Research
with Tong Guo and Daniel Yi Xu, Major revision at Marketing Science
NET Institute Research Grant, 2023
Media attention: Fuqua Insights
Abstract. We study how social media publicity affects the early-stage adoption of sustainable food technologies by local businesses. Understanding this connection is challenging because of the lack of empirical measurement of local business decisions at scale and, more importantly, the endogeneity of social media publicity to unobserved local demand shocks. Focusing on the case of impossible meat products, we devise a unique location-specific adoption metric based on social media announcements between 2015 and 2019. We propose a novel identification strategy that leverages the quasi-random variations of county-quarter-level news production for different topics to causally identify the linkage between social media publicity and adoption. We find that local news coverage of sustainable food technology increases the adoption of impossible meat products by local restaurants and stores. Interestingly, the elasticity of adoption with respect to news is higher among more liberal regions, and news content about producer financials was the main contributor to identifying the causal effect of news on local businesses' adoption of impossible meat products.
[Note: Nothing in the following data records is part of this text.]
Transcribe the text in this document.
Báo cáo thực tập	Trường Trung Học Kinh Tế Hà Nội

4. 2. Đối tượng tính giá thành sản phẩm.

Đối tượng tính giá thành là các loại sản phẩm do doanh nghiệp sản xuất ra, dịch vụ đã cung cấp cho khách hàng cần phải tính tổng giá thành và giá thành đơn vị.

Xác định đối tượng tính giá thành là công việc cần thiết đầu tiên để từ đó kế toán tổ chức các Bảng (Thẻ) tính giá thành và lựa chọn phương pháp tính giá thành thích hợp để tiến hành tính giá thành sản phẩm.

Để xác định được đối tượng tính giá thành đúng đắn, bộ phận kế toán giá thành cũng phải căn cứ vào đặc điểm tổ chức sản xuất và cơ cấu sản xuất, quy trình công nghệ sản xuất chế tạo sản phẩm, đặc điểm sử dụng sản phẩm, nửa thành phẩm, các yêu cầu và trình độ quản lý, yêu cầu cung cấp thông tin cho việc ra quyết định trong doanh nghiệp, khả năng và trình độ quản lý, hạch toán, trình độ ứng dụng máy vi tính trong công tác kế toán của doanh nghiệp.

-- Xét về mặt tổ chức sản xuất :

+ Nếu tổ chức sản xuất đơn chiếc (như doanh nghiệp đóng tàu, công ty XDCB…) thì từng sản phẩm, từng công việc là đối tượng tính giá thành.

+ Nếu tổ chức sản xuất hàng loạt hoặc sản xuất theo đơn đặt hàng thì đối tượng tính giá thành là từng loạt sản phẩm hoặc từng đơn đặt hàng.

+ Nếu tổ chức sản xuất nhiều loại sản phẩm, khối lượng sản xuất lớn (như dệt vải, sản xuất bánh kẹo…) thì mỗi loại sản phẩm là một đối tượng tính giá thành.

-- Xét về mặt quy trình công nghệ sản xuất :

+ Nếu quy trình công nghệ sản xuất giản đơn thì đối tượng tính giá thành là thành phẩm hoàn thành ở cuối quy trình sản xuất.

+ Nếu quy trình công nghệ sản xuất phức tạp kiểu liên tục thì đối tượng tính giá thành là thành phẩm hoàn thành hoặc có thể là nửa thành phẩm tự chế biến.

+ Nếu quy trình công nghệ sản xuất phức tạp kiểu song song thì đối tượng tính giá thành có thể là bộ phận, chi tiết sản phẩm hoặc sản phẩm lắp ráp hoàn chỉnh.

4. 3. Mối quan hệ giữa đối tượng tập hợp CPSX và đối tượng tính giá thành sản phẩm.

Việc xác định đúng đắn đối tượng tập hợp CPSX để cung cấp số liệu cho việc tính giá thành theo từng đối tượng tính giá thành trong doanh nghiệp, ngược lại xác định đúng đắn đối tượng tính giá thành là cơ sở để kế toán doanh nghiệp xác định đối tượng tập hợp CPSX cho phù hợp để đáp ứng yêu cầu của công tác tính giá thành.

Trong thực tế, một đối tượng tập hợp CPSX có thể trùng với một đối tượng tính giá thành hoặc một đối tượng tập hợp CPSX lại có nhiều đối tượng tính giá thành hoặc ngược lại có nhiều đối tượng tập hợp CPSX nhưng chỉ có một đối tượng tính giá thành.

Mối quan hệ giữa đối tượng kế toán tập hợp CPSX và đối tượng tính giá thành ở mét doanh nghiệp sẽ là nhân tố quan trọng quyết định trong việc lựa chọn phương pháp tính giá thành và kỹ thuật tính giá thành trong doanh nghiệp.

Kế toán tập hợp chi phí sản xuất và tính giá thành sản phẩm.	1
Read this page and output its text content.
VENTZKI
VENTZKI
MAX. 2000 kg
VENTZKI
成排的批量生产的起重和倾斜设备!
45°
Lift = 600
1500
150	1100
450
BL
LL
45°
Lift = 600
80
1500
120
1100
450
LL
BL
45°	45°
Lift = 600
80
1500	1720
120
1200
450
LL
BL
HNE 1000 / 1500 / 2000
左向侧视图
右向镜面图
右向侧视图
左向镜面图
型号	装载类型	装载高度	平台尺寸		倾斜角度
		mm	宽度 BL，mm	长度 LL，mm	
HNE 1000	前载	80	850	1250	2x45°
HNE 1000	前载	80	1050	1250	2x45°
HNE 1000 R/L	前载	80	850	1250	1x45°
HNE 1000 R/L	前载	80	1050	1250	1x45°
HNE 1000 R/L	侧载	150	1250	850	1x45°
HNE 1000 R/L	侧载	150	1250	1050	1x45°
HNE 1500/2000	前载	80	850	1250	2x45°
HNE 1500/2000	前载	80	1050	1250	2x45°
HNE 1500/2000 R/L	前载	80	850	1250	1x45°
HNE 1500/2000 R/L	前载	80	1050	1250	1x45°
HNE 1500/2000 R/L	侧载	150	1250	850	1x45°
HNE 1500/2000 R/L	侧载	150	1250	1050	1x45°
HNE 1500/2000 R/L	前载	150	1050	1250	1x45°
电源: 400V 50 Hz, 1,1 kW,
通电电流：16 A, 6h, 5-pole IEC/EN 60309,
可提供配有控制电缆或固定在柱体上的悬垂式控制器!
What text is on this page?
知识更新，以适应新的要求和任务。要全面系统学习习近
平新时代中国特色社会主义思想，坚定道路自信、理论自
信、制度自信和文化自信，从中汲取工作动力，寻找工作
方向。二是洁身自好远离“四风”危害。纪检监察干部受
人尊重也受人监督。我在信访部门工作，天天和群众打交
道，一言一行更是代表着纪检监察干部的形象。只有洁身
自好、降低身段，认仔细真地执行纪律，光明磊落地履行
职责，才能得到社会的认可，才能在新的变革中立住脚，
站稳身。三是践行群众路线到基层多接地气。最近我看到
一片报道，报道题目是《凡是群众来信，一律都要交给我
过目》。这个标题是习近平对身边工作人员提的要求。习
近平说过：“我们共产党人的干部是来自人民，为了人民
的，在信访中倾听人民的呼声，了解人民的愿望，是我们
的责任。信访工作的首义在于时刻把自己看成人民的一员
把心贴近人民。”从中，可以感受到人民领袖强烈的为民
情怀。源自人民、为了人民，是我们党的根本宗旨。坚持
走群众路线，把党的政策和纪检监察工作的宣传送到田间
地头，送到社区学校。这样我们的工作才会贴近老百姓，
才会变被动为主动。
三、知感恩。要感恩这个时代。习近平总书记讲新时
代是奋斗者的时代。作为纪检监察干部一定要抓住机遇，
with Yiting Deng and Carl Mela
ASA Statistics in Marketing Doctoral Dissertation Research Award Winner, 2024
Invited to the MSI Working Paper Series
Abstract. In many digital contexts such as online news and e-tailing with many new users and items, recommendation systems face several challenges: i) how to make initial recommendations to users with little or no response history (i.e., cold-start problem), ii) how to learn user preferences on items (test and learn), and iii) how to scale across many users and items with myriad demographics and attributes. While many recommendation systems accommodate aspects of these challenges, few if any address all. This paper introduces a Collaborative Filtering (CF) Multi-armed Bandit (B) with Attributes (A) recommendation system (CFB-A) to jointly accommodate all of these considerations. Empirical applications, including an offline test on MovieLens data, synthetic data simulations, and an online grocery experiment, indicate that the CFB-A leads to substantial improvement in cumulative average rewards (e.g., total money or times spent, clicks, purchased quantities, average ratings, etc.) relative to the most powerful extant baseline methods. CFB-A's robustness to nonrepresentative training data further highlights its potential to mitigate algorithmic bias across different user groups.
Work in Progress
When Bartik IVs Meet Topic Models: A Principled Approach to Causal Inference with Unstructured Data, with Tong Guo and Anqi Zhao
Influencer Controversial Marketing, with Zijun Tian and Tong Guo
Finfluencer Communication on Inflation, with Hao Pang and Tao He*
Creating for the Feed: How Recommender Systems Shape New Content on Social Media?
* Denotes student coauthor at the paper initiation.